上面的replaceLast方法中的nextFinalOutput是这个意思：假设之前的term是a，他的输出是10，现在又来了一个term：ab，输出是5，如果一个arc上只有一个output的输出，因为a和ab是共享前缀a的，但是a上已经有输出10了，10>5，那么只能让b输出-5，在这个例子中我们是可以把-5移动到label是b的arc上的，因为这里还没有已经编译过的arc(这个例子不是很好)，但是如果遇到存在已经编译过的情况下，就会失败，因为编译过的arc上的值是不允许改变的，所以就增加了这么一个nextFinalOutput，即a也输出5，但是在a指向的节点也添加一个输出，就是这个nextFinalOutput，也是5，这个节点的输出只能用在这个节点之前的arc中，而不影响后面的b的输出，也就是他不是对所有经过这个节点的term起作用，仅仅是经过他之前的term起作用，这样a的arc输出是5，a的节点还有个专属于a的输出也是5，所以a的输出还是10，b的节点没有输出，ab的总输出还是5(仅仅计算a的输出，而不计算a指向的节点的输出)，这就是nextFinalOutput的含义。上面的prependOutput方法就涉及到这个，当新来一个ab时，计算两者的共享的前缀a的arc的输出是5，那么a的arc剩余是5，这个剩余的5就作为参数调用这个方法，是a指向的节点调用的这个方法，进入这个方法以后，第一个for循环会把5追加到b的arc上(有的人看到这里会觉得这不是乱了吗，b上的是0才对啊，别急，在真正添加代码的时候还有一步会纠正的，最后并不是5，我要强调的是下面的if(isFinal)部分)，我们看第二个if(isFinal)部分，对于a来说，a指向的节点就是final的，也就是说a的term在这个node上已经没有了后续的arc，多余的输出5只能写在节点上，这就是这里的output = owner.fst.outputs.add(outputPrefix, output)的解释，output也就是介绍的nextFinalOutput 。nextFinalOutput在frontier中是体现在node上的，当这个节点编译到fst中的时候，就会转移到指向它的arc上，在这个例子中就是label是a的arc上。

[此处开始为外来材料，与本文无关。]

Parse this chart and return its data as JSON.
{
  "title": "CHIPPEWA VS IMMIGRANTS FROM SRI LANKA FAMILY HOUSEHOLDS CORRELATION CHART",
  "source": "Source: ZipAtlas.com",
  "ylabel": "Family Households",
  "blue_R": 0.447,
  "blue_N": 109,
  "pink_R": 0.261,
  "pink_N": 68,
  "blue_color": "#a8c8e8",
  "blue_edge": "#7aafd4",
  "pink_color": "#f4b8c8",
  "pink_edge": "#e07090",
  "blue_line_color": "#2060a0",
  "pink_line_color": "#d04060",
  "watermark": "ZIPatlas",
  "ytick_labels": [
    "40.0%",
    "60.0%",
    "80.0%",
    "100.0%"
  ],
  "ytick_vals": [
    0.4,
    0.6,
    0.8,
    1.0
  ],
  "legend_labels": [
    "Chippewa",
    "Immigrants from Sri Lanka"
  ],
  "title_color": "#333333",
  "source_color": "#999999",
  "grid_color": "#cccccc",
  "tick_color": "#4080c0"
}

了解了两个基本的类Node和arc后，下面开始看真正的添加term构成fst的方法：

/**

* 添加一个输入，先计算共享前缀，把共享前缀以后的都冷冻，编译进FST，然后写入新的后缀到Frontier，最后重新计算每个arc的输出。

* Add the next input/output pair. The provided input must be sorted after the previous one according to {@link IntsRef#compareTo}.

* It's also OK to add the same input twice in a row with different outputs, as long as {@link Outputs} implements the {@link Outputs#merge} method.

* Note that input is fully consumed after this method is returned (so caller is free to reuse), but output is not.

* So if your outputs are changeable (eg {@link ByteSequenceOutputs} or {@link IntSequenceOutputs}) then you cannot reuse across calls.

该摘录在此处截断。